Jersey’s trust sector is managed by thousands of professionals who are leading the way with new models and modifications of this centuries-old method of passing on wealth.
Jersey’s trust industry has 50 years of experience and is now represented by 4,500 practitioners who work alongside a further 12,500 executives drawn from the wider finance industry. With such a densely populated area of expertise, it’s no surprise to learn that fiduciary work plays a major role in Jersey’s banking sector. To give some idea of how large a slice of business this is, Royal Bank of Canada confirms it has over 450 trust-specific professionals in Jersey alone.
Types of Jersey trusts
Despite the different types of trusts that have developed over the last half a century, the most enduring remains the discretionary trust. “Something like 90% of Jersey trusts we draft are fully discretionary ones as they give the maximum flexibility,” explains Giles Corbin, Partner with Jersey-based law firm Mourant.
Alan Binnington, Private Client Director for RBC Trust Company says that a prime reason for the popularity of discretionary trusts’ is that once the assets have been transferred to the trustees the settlor ceases to own them, which may have advantages from a taxation point of view or for asset protection purposes. This transference of ownership also means that assets can be passed to future generations without the complication of having to obtain grants of probate. “The trust may hold assets through a wholly owned company or companies. This is often useful where there are different types of asset being placed into trust, such as shares in a family business, art, investments, boats and aircraft in which case placing them in separate companies enables higher risk assets to be segregated from lower risk ones.”
The flexibility offered by this type of trust is also underpinned by the trustees having the discretion as to which of the beneficiaries are to benefit, when and by how much. “Although trustees in such cases have a wide discretion it is usual for the settlor to give them some guidance as to how he or she would wish them to exercise their discretion, in the form of a non-binding ‘letter of wishes’ which can be updated and revised from time-to-time,” adds Mr Binnington.
Jersey’s trust law is currently undergoing its fifth amendment expected in the second quarter of 2011. The new law is expected to give settlors greater freedoms in direction of beneficiaries’ information.
A year ago Jersey’s trust sector introduced a new type of fiduciary structure. Called ‘foundations’, they are viewed by practitioners as a hybrid between a trust and a company. Essentially, foundations are structured on civil law concepts, whereas trusts are routed in common law principles. The originator of a trust, the settlor, hands over all control of the assets to the trustees, whereas with a foundation, the founder sits on the council making decisions. “The council is the ruling body of the foundation whose function is to administer the foundation’s assets and carry out the foundation’s objectives.
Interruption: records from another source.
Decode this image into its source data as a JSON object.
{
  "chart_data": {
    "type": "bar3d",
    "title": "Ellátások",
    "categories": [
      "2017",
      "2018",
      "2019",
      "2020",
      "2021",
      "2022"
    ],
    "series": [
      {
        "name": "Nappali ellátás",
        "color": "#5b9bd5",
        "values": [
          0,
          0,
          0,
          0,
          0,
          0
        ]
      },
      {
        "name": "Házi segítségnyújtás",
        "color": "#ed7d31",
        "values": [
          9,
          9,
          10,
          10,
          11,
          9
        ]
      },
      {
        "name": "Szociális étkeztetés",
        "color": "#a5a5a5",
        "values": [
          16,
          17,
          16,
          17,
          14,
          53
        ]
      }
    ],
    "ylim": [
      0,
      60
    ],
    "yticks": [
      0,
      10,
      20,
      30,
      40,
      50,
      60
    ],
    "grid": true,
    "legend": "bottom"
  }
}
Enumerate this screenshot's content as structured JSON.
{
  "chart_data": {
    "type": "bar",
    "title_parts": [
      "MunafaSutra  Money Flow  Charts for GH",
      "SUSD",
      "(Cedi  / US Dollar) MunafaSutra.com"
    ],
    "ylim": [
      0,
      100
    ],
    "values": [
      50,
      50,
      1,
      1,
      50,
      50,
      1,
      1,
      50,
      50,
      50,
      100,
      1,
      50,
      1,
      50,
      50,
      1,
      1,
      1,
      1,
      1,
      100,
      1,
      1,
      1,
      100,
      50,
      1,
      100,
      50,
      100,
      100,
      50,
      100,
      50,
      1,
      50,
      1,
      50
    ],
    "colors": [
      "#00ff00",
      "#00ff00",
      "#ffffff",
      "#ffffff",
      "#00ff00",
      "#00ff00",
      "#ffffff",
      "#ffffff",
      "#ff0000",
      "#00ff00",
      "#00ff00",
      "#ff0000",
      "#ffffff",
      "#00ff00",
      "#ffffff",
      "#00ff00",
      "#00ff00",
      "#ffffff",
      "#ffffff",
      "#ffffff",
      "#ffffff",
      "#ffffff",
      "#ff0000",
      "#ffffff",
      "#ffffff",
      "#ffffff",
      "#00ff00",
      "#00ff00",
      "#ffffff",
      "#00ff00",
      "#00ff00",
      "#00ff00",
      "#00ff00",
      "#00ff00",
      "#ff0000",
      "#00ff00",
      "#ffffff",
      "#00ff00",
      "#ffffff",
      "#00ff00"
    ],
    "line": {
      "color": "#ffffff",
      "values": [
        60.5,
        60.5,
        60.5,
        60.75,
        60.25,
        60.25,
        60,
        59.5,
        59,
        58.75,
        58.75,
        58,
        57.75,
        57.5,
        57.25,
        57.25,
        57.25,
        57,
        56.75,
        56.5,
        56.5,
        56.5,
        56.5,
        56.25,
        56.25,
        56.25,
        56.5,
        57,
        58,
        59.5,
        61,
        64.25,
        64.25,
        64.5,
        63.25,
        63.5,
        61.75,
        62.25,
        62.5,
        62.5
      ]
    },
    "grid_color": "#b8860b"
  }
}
There is no beneficial class as such and it is usual for a foundation to be established for a particular purpose,” explains Justin Thomas of Fairbairn Trust.
Mr Corbin points out that a foundation’s structure is more likely to be understood by international clients and more readily recognised by those countries’ legal authorities.
Whatever the type of trust that ultimately appeals to you, Alan Binnington signposts all expats to first take sound tax advice. “All too often clients think that having an offshore structure is bound to have tax benefits. The reality is that for persons resident and domiciled in the UK there are now very few advantages in setting up an offshore trust and a failure to take tax advice might result in the clients being worse off than if they had not set up a structure in the first place.”
The regulatory environment
Jersey was one of the first jurisdictions to regulate its trust industry and the regulator, the Jersey Financial Services Commission, insists on high standards with regular compliance inspections. Jersey recently introduced a depositors’ compensation scheme but, in common with similar schemes in other jurisdictions, this only protects persons who deposit money in a bank rather than those who set up trusts.
A significant difference between placing money on deposit with a bank and placing money in trust is that a deposit is simply a debt owed by the bank to a customer, with the customer taking the risk of the bank becoming insolvent, whereas assets placed into trust do not form part of the trustee’s assets in the event of the trustee’s bankruptcy.
Jersey practitioners feel that the system of licensing and regulation of professional trustees provides a greater degree of protection than a compensation scheme, particularly given that such schemes tend to have relatively low maximum compensation amounts.
Lastly, the Jersey courts also exercise a degree of supervision over the conduct of trustees. A beneficiary who feels that a trustee has committed a breach of trust may bring a claim to the courts for the trustee to make good any loss to the trust fund.